Perto da despedida, o 1.2 PureTech passou a contar com assistência elétrica. Como ele se comporta em um SUV do porte do Peugeot 5008?
A atual geração do Peugeot 5008 está, mais ou menos, com os dias contados - e isso não é exatamente segredo. Além de o novo 3008 já ser conhecido, também já existem teasers da próxima geração do 5008.
Até a revelação acontecer e a nova geração de fato desembarcar, a Peugeot não dá sinais de querer tirar o pé. Prova disso é a chegada, relativamente recente, de uma nova opção híbrida para a linha 5008, que já tivemos a chance de dirigir.
No visual, não há o que apontar como novidade: o Peugeot 5008 segue exatamente como o conhecemos há praticamente três anos. Isso vale tanto para a parte externa quanto para o interior.
Híbrido ou mild-hybrid?
Entre essas duas alternativas, existem diferenças grandes - e elas ficam explicadas da melhor maneira neste vídeo. Ainda assim, o sistema Hybrid 48V da Peugeot - que continua avançando rapidamente para outros modelos e marcas da Stellantis - acaba se posicionando em um meio-termo entre um e outro.
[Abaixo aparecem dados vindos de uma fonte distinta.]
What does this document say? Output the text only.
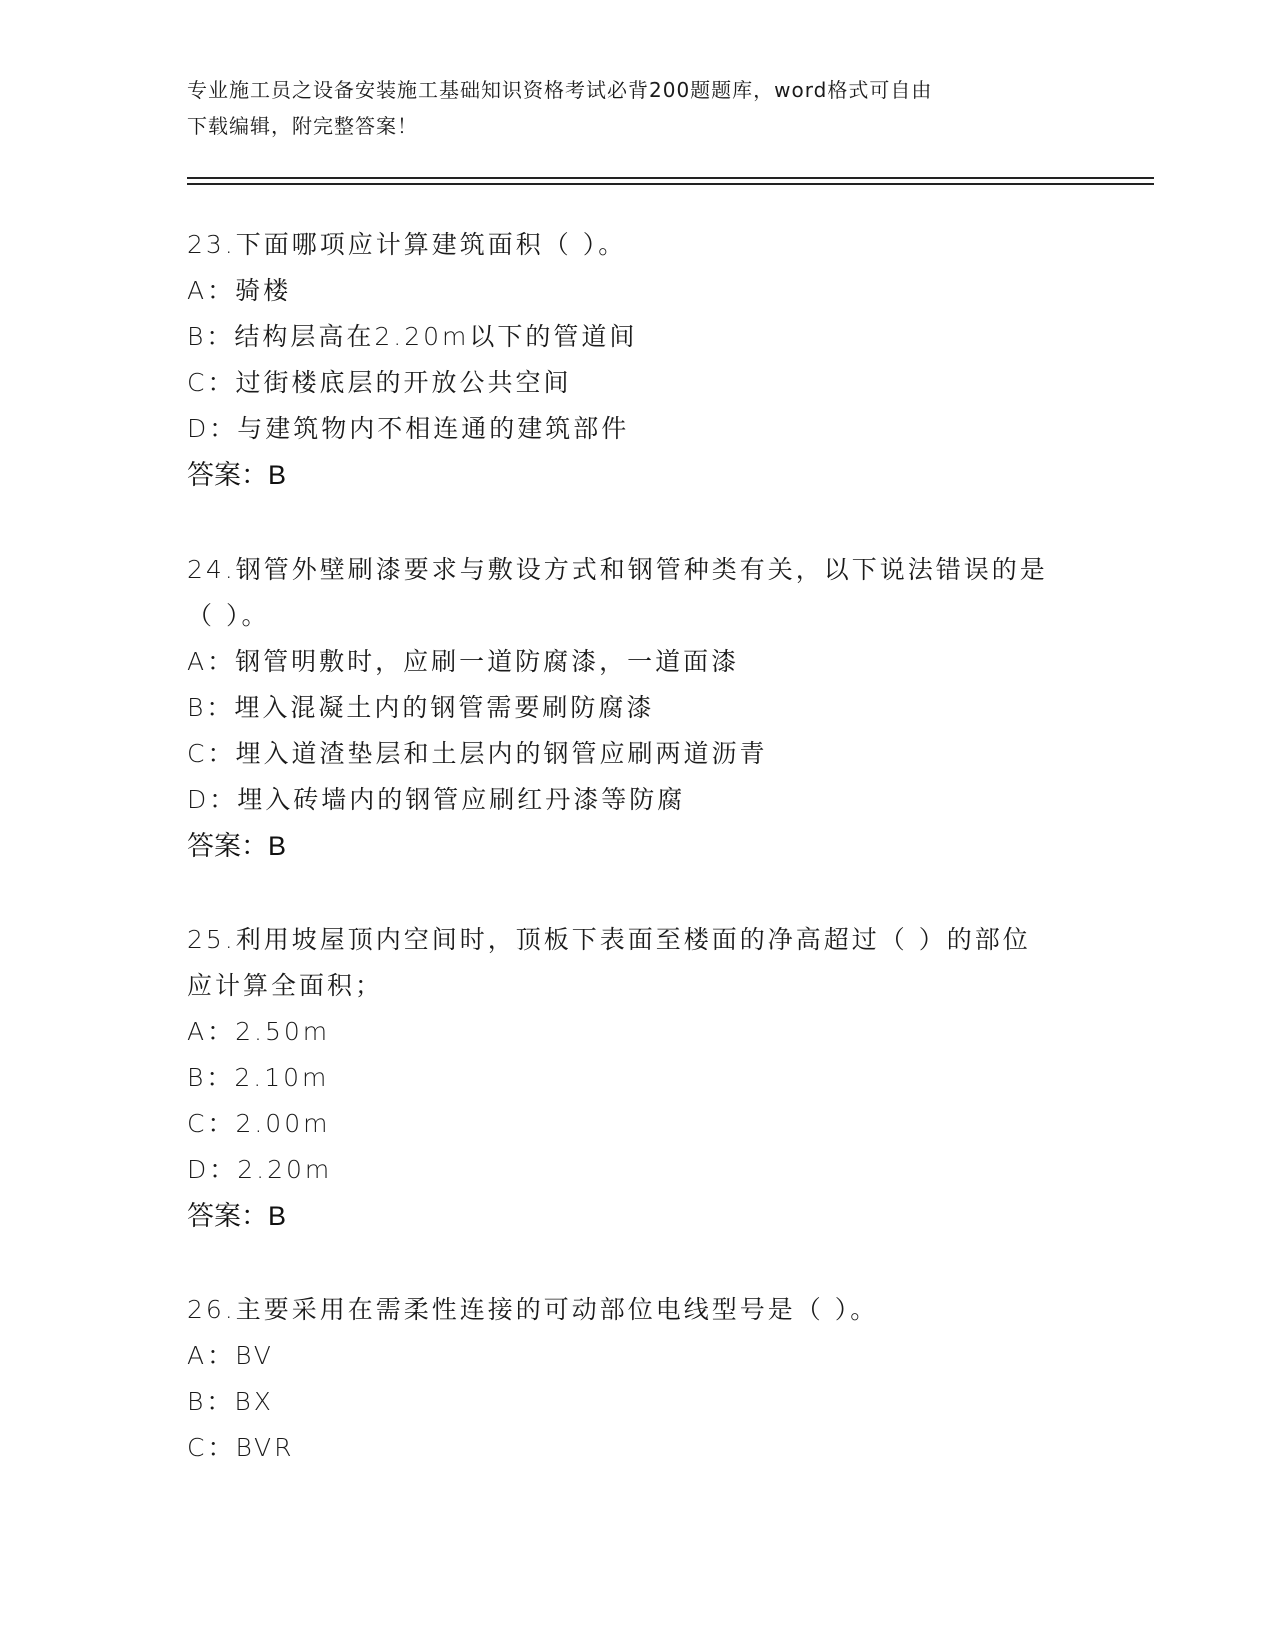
专业施工员之设备安装施工基础知识资格考试必背200题题库，word格式可自由
下载编辑，附完整答案！

23.下面哪项应计算建筑面积（ ）。

A：骑楼

B：结构层高在2.20m以下的管道间

C：过街楼底层的开放公共空间

D：与建筑物内不相连通的建筑部件

答案：B

24.钢管外壁刷漆要求与敷设方式和钢管种类有关，以下说法错误的是

（ ）。

A：钢管明敷时，应刷一道防腐漆，一道面漆

B：埋入混凝土内的钢管需要刷防腐漆

C：埋入道渣垫层和土层内的钢管应刷两道沥青

D：埋入砖墙内的钢管应刷红丹漆等防腐

答案：B

25.利用坡屋顶内空间时，顶板下表面至楼面的净高超过（ ）的部位

应计算全面积；

A：2.50m

B：2.10m

C：2.00m

D：2.20m

答案：B

26.主要采用在需柔性连接的可动部位电线型号是（ ）。

A：BV

B：BX

C：BVR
A arquitetura segue mais próxima de um mild-hybrid: há um motor-gerador integrado à nova transmissão automática de dupla embreagem com seis marchas (e-DCS6) e um sistema de apenas 48 V (enquanto um híbrido, ou full hybrid, pode trabalhar com 200 V).
Para os componentes que continuam operando em 12 V, permanece uma bateria convencional com essa tensão. Já para a parte elétrica, existe uma segunda bateria, de 48 V e somente 0,9 kWh, instalada sob o assento do motorista e que acrescenta apenas 12 kg ao Peugeot 5008.
Esse conjunto faz com que o Peugeot 5008 Hybrid passe a conseguir se deslocar com o motor a combustão desligado, rodando apenas em modo 100% elétrico em vários momentos ao longo de um trajeto.
Como funciona na prática?
Nada disso fica visível, mas, ao dirigir, não demora para entender onde estão os ganhos. Nos percursos que fiz, o motor a combustão desligou muitas vezes, inclusive em autoestrada.
Bastava, por exemplo, aliviar o acelerador em uma descida para o 1.2 PureTech entrar em silêncio e a recuperação de energia começar, carregando a bateria.
Com o motor a combustão desligado, como era de se esperar, as médias de consumo começam a cair - principalmente em boa parte dos deslocamentos urbanos.
Para referência, a Peugeot divulga números entre 5,7-5,9 l/100 km em percurso misto. Já no anda e para típico de rotatórias, semáforos e cruzamentos, cheguei a registrar apenas 4,2 l/100 km. Quando entrou alguns quilômetros de estrada no meio - e sem grandes chances de regeneração - o valor subiu para 5,6 l/100 km, alinhado com os dados oficiais.
Em um uso mais “normal”, com autoestrada incluída e algumas exigências extras para o motor 1,2 l de três cilindros, também é verdade que registramos valores acima dos nove litros. Ainda assim, fazendo as contas e considerando tudo isso, «fechámos» este teste com uma média de 6,8 l/100 km.
Em dinâmica, quase nada entrega que estamos diante de um pequeno três cilindros. E a presença do sistema híbrido, junto da nova caixa automática, vira uma ajuda importante sempre que ela é solicitada: os 136 cv e 230 Nm declarados acabam sendo mais do que suficientes para o Peugeot 5008.
A meio da gama
A configuração híbrida do Peugeot 5008 pode ser comprada em três níveis de equipamento - Active, Allure e GT Line - e a unidade testada ficava no meio, com o Pack Allure. Fora o Branco Nacré escolhido para a carroceria, tudo o que aparece nas imagens faz parte do equipamento de série deste Peugeot 5008, deixando o preço em 47 470 euros.